Romero: An underappreciated biopic

Some of these films can be off the wall and zany, others are more straightforward and serious. It is the latter treatment which most biopics are treated including, in this case the life of Oscar Romero the archbishop of San Salvador from 1976? until his death in 1980.

The film stars Raul Julia in what is perhaps his most unusual, yet nonetheless, one of his most powerful roles as an actor. The film follows Romero shortly before his installation as archbishop of San Salvador, he is seen as an influential figure and one which the people respect. When he becomes archbishop it is hoped that this will lesson his influence and mean that he settles into a quiet religious life. Up until now Romero has been seen as a thorn in the side of the authorities and they hope that his new role will mean that he will feel unable to speak out against the violence and poverty which is rife in El Salvador at this time. This does not happen however and Romero soon finds himself at odds with the military authorities in the country. Alongside Raul Julia are other familiar faces including Richard Jordon, known for roles in such films as The Hunt for Red October and Tony Plans, who spent almost an entire lifetime playing near anonymous villians and bit-parts in various TV shows throughout the 80’s and 90’s before landing the role of Betty Suarez’s father in Ugly Betty.

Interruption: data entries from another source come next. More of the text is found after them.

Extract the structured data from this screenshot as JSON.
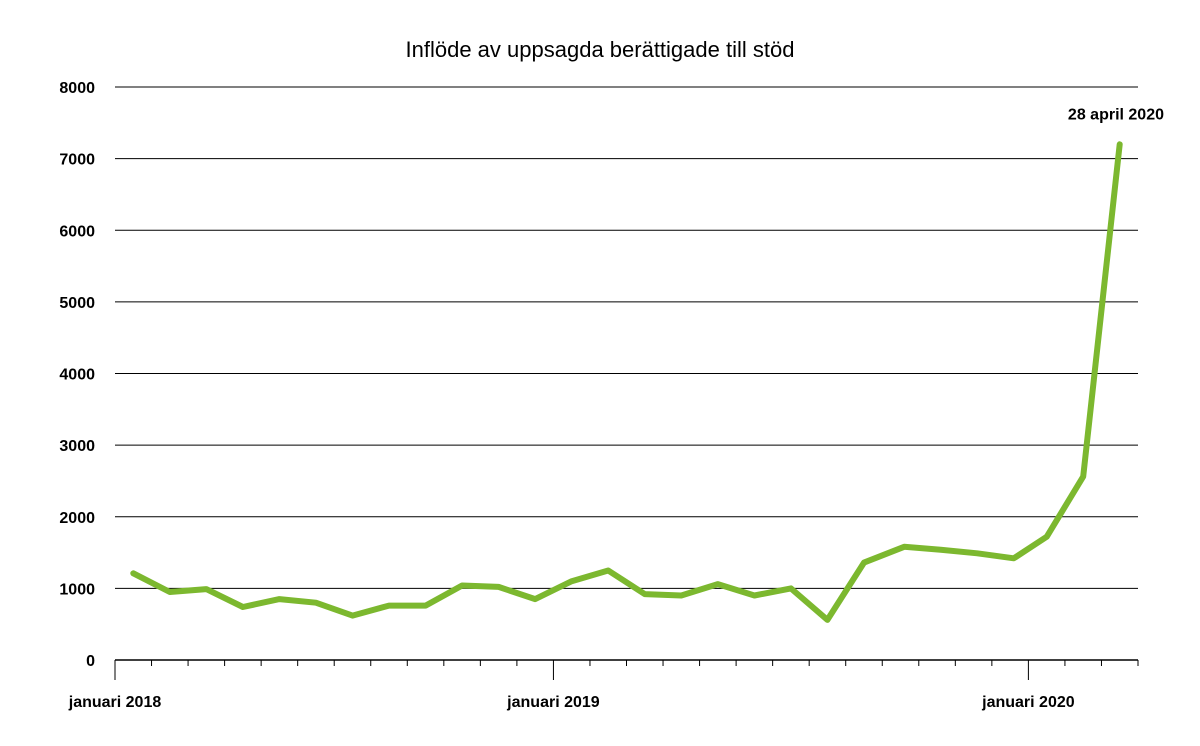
{
  "chart_data": {
    "type": "line",
    "title": "Inflöde av uppsagda berättigade till stöd",
    "xlabel": "",
    "ylabel": "",
    "ylim": [
      0,
      8000
    ],
    "yticks": [
      "0",
      "1000",
      "2000",
      "3000",
      "4000",
      "5000",
      "6000",
      "7000",
      "8000"
    ],
    "x_tick_labels": [
      {
        "label": "januari 2018",
        "month": 0
      },
      {
        "label": "januari 2019",
        "month": 12
      },
      {
        "label": "januari 2020",
        "month": 25
      }
    ],
    "x_month_range": [
      0,
      28
    ],
    "grid": true,
    "legend": "none",
    "color": "#7cb82f",
    "series": [
      {
        "values": [
          {
            "x": 0.5,
            "y": 1210
          },
          {
            "x": 1.5,
            "y": 950
          },
          {
            "x": 2.5,
            "y": 990
          },
          {
            "x": 3.5,
            "y": 740
          },
          {
            "x": 4.5,
            "y": 850
          },
          {
            "x": 5.5,
            "y": 800
          },
          {
            "x": 6.5,
            "y": 620
          },
          {
            "x": 7.5,
            "y": 760
          },
          {
            "x": 8.5,
            "y": 760
          },
          {
            "x": 9.5,
            "y": 1040
          },
          {
            "x": 10.5,
            "y": 1020
          },
          {
            "x": 11.5,
            "y": 850
          },
          {
            "x": 12.5,
            "y": 1100
          },
          {
            "x": 13.5,
            "y": 1250
          },
          {
            "x": 14.5,
            "y": 920
          },
          {
            "x": 15.5,
            "y": 900
          },
          {
            "x": 16.5,
            "y": 1060
          },
          {
            "x": 17.5,
            "y": 900
          },
          {
            "x": 18.5,
            "y": 1000
          },
          {
            "x": 19.5,
            "y": 560
          },
          {
            "x": 20.5,
            "y": 1360
          },
          {
            "x": 21.6,
            "y": 1580
          },
          {
            "x": 22.6,
            "y": 1540
          },
          {
            "x": 23.6,
            "y": 1490
          },
          {
            "x": 24.6,
            "y": 1420
          },
          {
            "x": 25.5,
            "y": 1720
          },
          {
            "x": 26.5,
            "y": 2560
          },
          {
            "x": 27.5,
            "y": 7200
          }
        ]
      }
    ],
    "annotations": [
      {
        "text": "28 april 2020",
        "x": 27.5,
        "y": 7200
      }
    ]
  }
}
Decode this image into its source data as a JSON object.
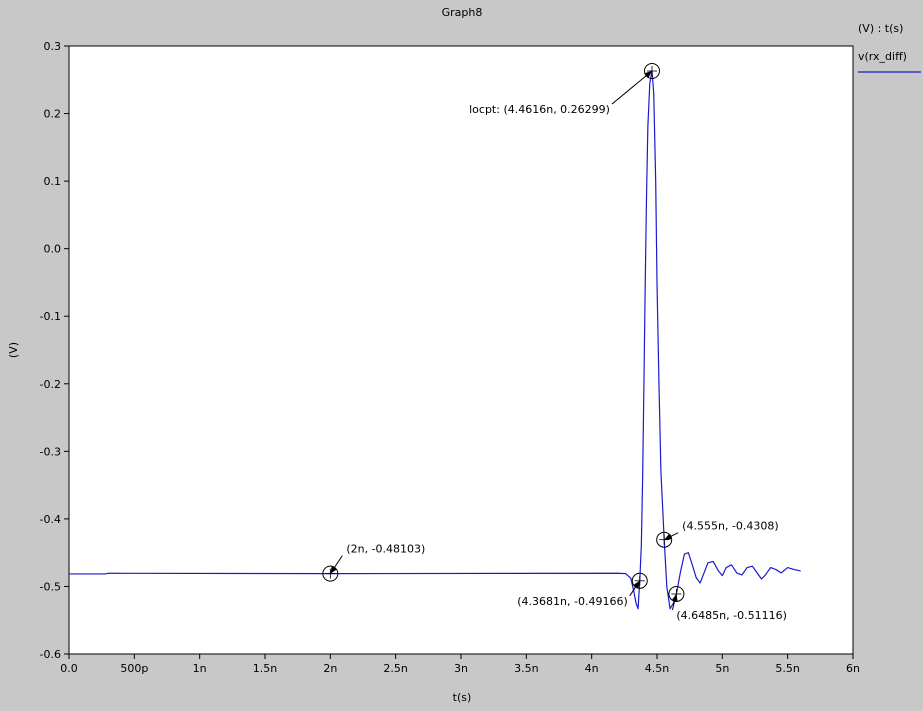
{
  "chart_data": {
    "type": "line",
    "title": "Graph8",
    "xlabel": "t(s)",
    "ylabel": "(V)",
    "legend_header": "(V) : t(s)",
    "legend_position": "top-right",
    "grid": false,
    "x_unit": "s",
    "xlim": [
      0,
      6e-09
    ],
    "ylim": [
      -0.6,
      0.3
    ],
    "x_ticks": [
      {
        "value": 0,
        "label": "0.0"
      },
      {
        "value": 5e-10,
        "label": "500p"
      },
      {
        "value": 1e-09,
        "label": "1n"
      },
      {
        "value": 1.5e-09,
        "label": "1.5n"
      },
      {
        "value": 2e-09,
        "label": "2n"
      },
      {
        "value": 2.5e-09,
        "label": "2.5n"
      },
      {
        "value": 3e-09,
        "label": "3n"
      },
      {
        "value": 3.5e-09,
        "label": "3.5n"
      },
      {
        "value": 4e-09,
        "label": "4n"
      },
      {
        "value": 4.5e-09,
        "label": "4.5n"
      },
      {
        "value": 5e-09,
        "label": "5n"
      },
      {
        "value": 5.5e-09,
        "label": "5.5n"
      },
      {
        "value": 6e-09,
        "label": "6n"
      }
    ],
    "y_ticks": [
      {
        "value": 0.3,
        "label": "0.3"
      },
      {
        "value": 0.2,
        "label": "0.2"
      },
      {
        "value": 0.1,
        "label": "0.1"
      },
      {
        "value": 0.0,
        "label": "0.0"
      },
      {
        "value": -0.1,
        "label": "-0.1"
      },
      {
        "value": -0.2,
        "label": "-0.2"
      },
      {
        "value": -0.3,
        "label": "-0.3"
      },
      {
        "value": -0.4,
        "label": "-0.4"
      },
      {
        "value": -0.5,
        "label": "-0.5"
      },
      {
        "value": -0.6,
        "label": "-0.6"
      }
    ],
    "series": [
      {
        "name": "v(rx_diff)",
        "color": "#1a1acc",
        "points": [
          [
            0,
            -0.4815
          ],
          [
            2.8e-10,
            -0.4815
          ],
          [
            3e-10,
            -0.4805
          ],
          [
            2e-09,
            -0.48103
          ],
          [
            4.2e-09,
            -0.4805
          ],
          [
            4.26e-09,
            -0.481
          ],
          [
            4.3e-09,
            -0.488
          ],
          [
            4.32e-09,
            -0.505
          ],
          [
            4.34e-09,
            -0.525
          ],
          [
            4.355e-09,
            -0.533
          ],
          [
            4.3681e-09,
            -0.49166
          ],
          [
            4.38e-09,
            -0.44
          ],
          [
            4.39e-09,
            -0.34
          ],
          [
            4.4e-09,
            -0.2
          ],
          [
            4.41e-09,
            -0.05
          ],
          [
            4.42e-09,
            0.08
          ],
          [
            4.43e-09,
            0.18
          ],
          [
            4.445e-09,
            0.245
          ],
          [
            4.4616e-09,
            0.26299
          ],
          [
            4.475e-09,
            0.23
          ],
          [
            4.49e-09,
            0.1
          ],
          [
            4.5e-09,
            -0.05
          ],
          [
            4.515e-09,
            -0.2
          ],
          [
            4.53e-09,
            -0.33
          ],
          [
            4.555e-09,
            -0.4308
          ],
          [
            4.575e-09,
            -0.5
          ],
          [
            4.6e-09,
            -0.533
          ],
          [
            4.625e-09,
            -0.525
          ],
          [
            4.6485e-09,
            -0.51116
          ],
          [
            4.68e-09,
            -0.478
          ],
          [
            4.71e-09,
            -0.452
          ],
          [
            4.74e-09,
            -0.45
          ],
          [
            4.77e-09,
            -0.468
          ],
          [
            4.8e-09,
            -0.487
          ],
          [
            4.83e-09,
            -0.495
          ],
          [
            4.86e-09,
            -0.48
          ],
          [
            4.89e-09,
            -0.465
          ],
          [
            4.93e-09,
            -0.463
          ],
          [
            4.97e-09,
            -0.477
          ],
          [
            5e-09,
            -0.484
          ],
          [
            5.03e-09,
            -0.472
          ],
          [
            5.07e-09,
            -0.468
          ],
          [
            5.11e-09,
            -0.48
          ],
          [
            5.15e-09,
            -0.483
          ],
          [
            5.19e-09,
            -0.472
          ],
          [
            5.23e-09,
            -0.47
          ],
          [
            5.27e-09,
            -0.481
          ],
          [
            5.3e-09,
            -0.489
          ],
          [
            5.33e-09,
            -0.483
          ],
          [
            5.37e-09,
            -0.472
          ],
          [
            5.41e-09,
            -0.475
          ],
          [
            5.45e-09,
            -0.48
          ],
          [
            5.5e-09,
            -0.472
          ],
          [
            5.55e-09,
            -0.475
          ],
          [
            5.6e-09,
            -0.477
          ]
        ]
      }
    ],
    "markers": [
      {
        "x": 4.4616e-09,
        "y": 0.26299,
        "label": "locpt: (4.4616n, 0.26299)",
        "anchor": "end",
        "dx": -42,
        "dy": 42
      },
      {
        "x": 2e-09,
        "y": -0.48103,
        "label": "(2n, -0.48103)",
        "anchor": "start",
        "dx": 16,
        "dy": -21
      },
      {
        "x": 4.555e-09,
        "y": -0.4308,
        "label": "(4.555n, -0.4308)",
        "anchor": "start",
        "dx": 18,
        "dy": -10
      },
      {
        "x": 4.3681e-09,
        "y": -0.49166,
        "label": "(4.3681n, -0.49166)",
        "anchor": "end",
        "dx": -12,
        "dy": 24
      },
      {
        "x": 4.6485e-09,
        "y": -0.51116,
        "label": "(4.6485n, -0.51116)",
        "anchor": "start",
        "dx": 0,
        "dy": 25
      }
    ]
  }
}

With this in mind it is perhaps surprising therefore that Julia is expected to carry this film quite so much, and he does it abley so as he portrays a spiritual leader who leads his people in the fight of a lifetime, for the soul of his country.

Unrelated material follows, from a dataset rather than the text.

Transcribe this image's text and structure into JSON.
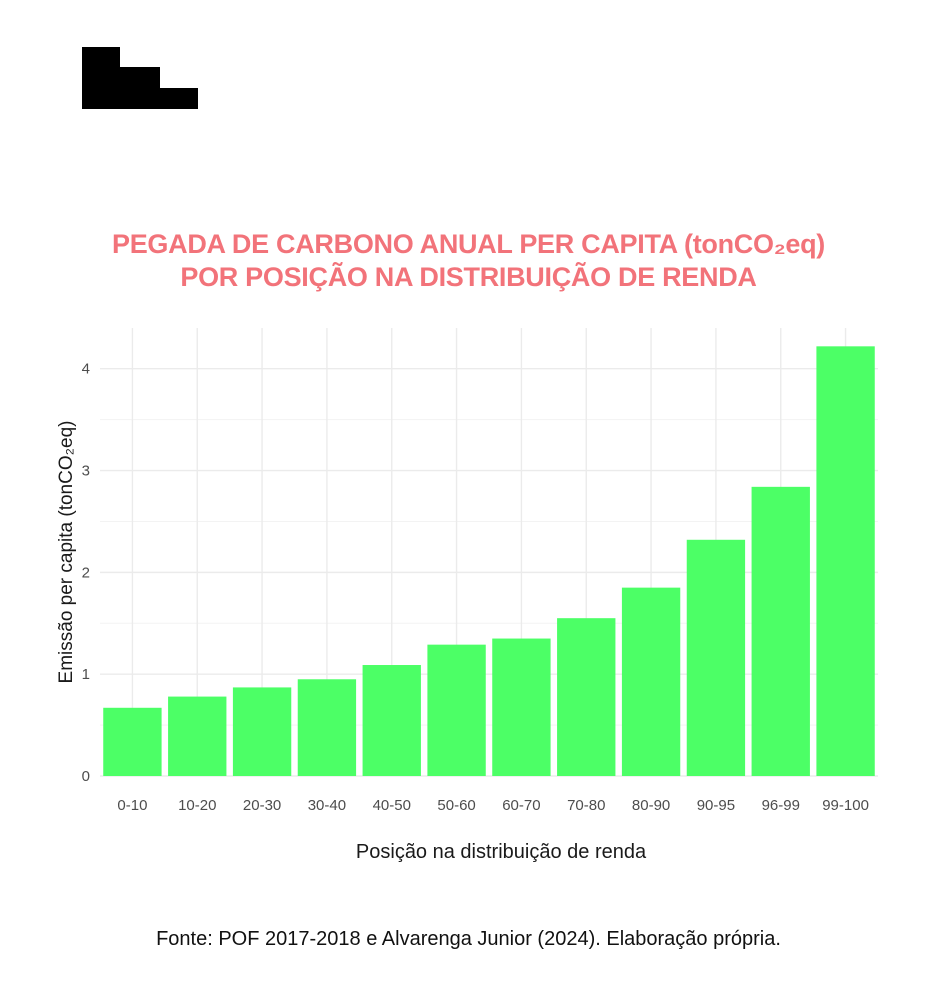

Often stark and graphically (but not gratuitously) violent, the film gives the audience just enough detail about the political background of El Salvador to understand Romero’s story without getting sidetracked by background issues.

As a result this allows the narrative to flow smoothly and makes for a film which the viewer can enjoy and understand both for the political aspects of El Salvador as well as the spiritual life which Oscar Romero lead and the philosophies which guided Oscar Romero. Before watching this film this particular reviewer had only a vague knowledge of who Oscar Romero was. This film does enough to peek interest in both Romero and the country (and people) he loved.